During the expo, Abdullah bin Saud Al-Duhaim, general supervisor of property development at REGA, provided a detailed explanation of the new system for selling and leasing off-plan real estate projects and its recently approved executive regulations. 

In a workshop on the sidelines of the event, Al-Duhaim and other officials outlined the procedural steps for applying for qualification, obtaining licenses to practice the activity, and the requirements for developers to register with the authority. 

They also underscored the importance of complying with the regulations and legislation governing the sector, which aim to provide high-quality services, enhance reliability, increase transparency, and protect the rights of all stakeholders. 
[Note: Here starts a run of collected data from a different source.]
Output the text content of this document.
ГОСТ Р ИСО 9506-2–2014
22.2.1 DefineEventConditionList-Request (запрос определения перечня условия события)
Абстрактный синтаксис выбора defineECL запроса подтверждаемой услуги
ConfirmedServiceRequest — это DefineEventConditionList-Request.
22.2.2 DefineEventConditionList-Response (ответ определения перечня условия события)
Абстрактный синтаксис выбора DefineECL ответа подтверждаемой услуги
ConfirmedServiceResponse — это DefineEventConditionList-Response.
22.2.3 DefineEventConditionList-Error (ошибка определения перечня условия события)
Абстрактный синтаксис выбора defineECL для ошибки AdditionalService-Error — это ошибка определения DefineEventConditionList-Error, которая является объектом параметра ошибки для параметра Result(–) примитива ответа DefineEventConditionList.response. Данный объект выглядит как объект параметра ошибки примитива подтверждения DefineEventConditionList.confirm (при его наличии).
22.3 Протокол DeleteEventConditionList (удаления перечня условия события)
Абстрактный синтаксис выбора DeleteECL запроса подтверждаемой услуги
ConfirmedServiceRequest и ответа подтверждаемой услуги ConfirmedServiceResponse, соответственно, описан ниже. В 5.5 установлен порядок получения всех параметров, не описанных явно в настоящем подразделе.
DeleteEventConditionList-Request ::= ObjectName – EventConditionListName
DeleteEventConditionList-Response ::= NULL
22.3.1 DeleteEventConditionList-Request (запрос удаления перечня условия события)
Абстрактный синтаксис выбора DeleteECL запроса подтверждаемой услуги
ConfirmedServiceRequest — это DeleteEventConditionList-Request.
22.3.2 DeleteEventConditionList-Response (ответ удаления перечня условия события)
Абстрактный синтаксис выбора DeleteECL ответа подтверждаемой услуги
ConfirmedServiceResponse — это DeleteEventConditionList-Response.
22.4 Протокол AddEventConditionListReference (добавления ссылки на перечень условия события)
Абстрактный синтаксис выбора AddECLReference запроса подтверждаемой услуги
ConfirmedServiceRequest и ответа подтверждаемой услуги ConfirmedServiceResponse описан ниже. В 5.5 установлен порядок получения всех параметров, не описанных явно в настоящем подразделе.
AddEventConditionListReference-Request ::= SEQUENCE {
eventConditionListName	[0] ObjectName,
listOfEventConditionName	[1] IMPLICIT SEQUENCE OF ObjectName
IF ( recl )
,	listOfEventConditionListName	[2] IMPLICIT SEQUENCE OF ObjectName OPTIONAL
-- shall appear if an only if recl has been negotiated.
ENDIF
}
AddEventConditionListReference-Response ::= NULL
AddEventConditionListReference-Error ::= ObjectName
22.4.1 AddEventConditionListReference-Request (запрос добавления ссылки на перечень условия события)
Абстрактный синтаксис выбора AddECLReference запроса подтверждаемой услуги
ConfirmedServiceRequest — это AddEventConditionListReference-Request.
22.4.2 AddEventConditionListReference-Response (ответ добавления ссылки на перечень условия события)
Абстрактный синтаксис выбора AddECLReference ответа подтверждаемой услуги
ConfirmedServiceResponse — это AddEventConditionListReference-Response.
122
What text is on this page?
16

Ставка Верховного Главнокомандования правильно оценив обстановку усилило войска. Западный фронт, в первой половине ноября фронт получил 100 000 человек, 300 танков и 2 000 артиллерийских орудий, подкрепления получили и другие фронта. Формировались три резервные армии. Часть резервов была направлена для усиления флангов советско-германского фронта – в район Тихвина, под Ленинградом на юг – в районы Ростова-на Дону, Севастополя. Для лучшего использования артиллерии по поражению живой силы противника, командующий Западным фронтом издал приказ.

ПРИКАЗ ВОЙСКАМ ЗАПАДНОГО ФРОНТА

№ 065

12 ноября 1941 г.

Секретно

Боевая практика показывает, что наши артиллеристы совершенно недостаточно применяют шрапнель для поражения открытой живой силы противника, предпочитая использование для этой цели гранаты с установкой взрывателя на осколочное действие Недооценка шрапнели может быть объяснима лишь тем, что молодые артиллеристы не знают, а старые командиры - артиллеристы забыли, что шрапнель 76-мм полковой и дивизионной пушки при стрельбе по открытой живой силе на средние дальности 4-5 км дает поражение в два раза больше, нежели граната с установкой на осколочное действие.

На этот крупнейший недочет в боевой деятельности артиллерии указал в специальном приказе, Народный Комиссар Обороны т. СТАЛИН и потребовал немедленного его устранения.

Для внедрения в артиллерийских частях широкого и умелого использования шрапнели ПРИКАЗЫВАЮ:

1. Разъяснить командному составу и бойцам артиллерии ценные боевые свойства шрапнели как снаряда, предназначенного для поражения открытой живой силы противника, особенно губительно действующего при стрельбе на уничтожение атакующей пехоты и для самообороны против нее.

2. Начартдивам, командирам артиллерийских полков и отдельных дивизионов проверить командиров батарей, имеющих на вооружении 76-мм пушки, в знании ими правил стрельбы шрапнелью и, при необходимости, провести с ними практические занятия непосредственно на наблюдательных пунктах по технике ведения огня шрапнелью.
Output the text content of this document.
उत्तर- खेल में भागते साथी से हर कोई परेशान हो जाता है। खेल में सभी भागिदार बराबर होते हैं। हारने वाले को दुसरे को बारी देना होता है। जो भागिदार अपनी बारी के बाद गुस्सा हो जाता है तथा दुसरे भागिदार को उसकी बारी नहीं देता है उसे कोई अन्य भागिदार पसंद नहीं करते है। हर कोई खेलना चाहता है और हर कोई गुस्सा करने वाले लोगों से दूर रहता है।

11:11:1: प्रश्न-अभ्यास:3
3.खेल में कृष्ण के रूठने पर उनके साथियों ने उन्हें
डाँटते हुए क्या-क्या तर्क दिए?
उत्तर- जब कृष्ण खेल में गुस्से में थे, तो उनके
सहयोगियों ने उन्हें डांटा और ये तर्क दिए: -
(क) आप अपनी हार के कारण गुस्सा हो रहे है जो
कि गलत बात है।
REGA’s participation in SEREDO 2024 is part of its role in raising awareness about real estate, exploring development opportunities, showcasing investment prospects, and exchanging experiences with industry professionals, SPA added. 

It also aims to engage the community in creating solutions to challenges, advancing toward future horizons that enhance the prosperity and sustainability of the real estate market. 

This approach seeks to make the sector dynamic and capable of adapting to rapid changes, which aligns with Vision 2030 objectives. 

The real estate development and ownership field in the Kingdom is considered one of the largest growing sectors in the Middle East. Its volume is estimated at approximately $69.51 billion in 2024 and is expected to reach $101.62 billion by 2029, recording a compound annual growth rate of 8 percent.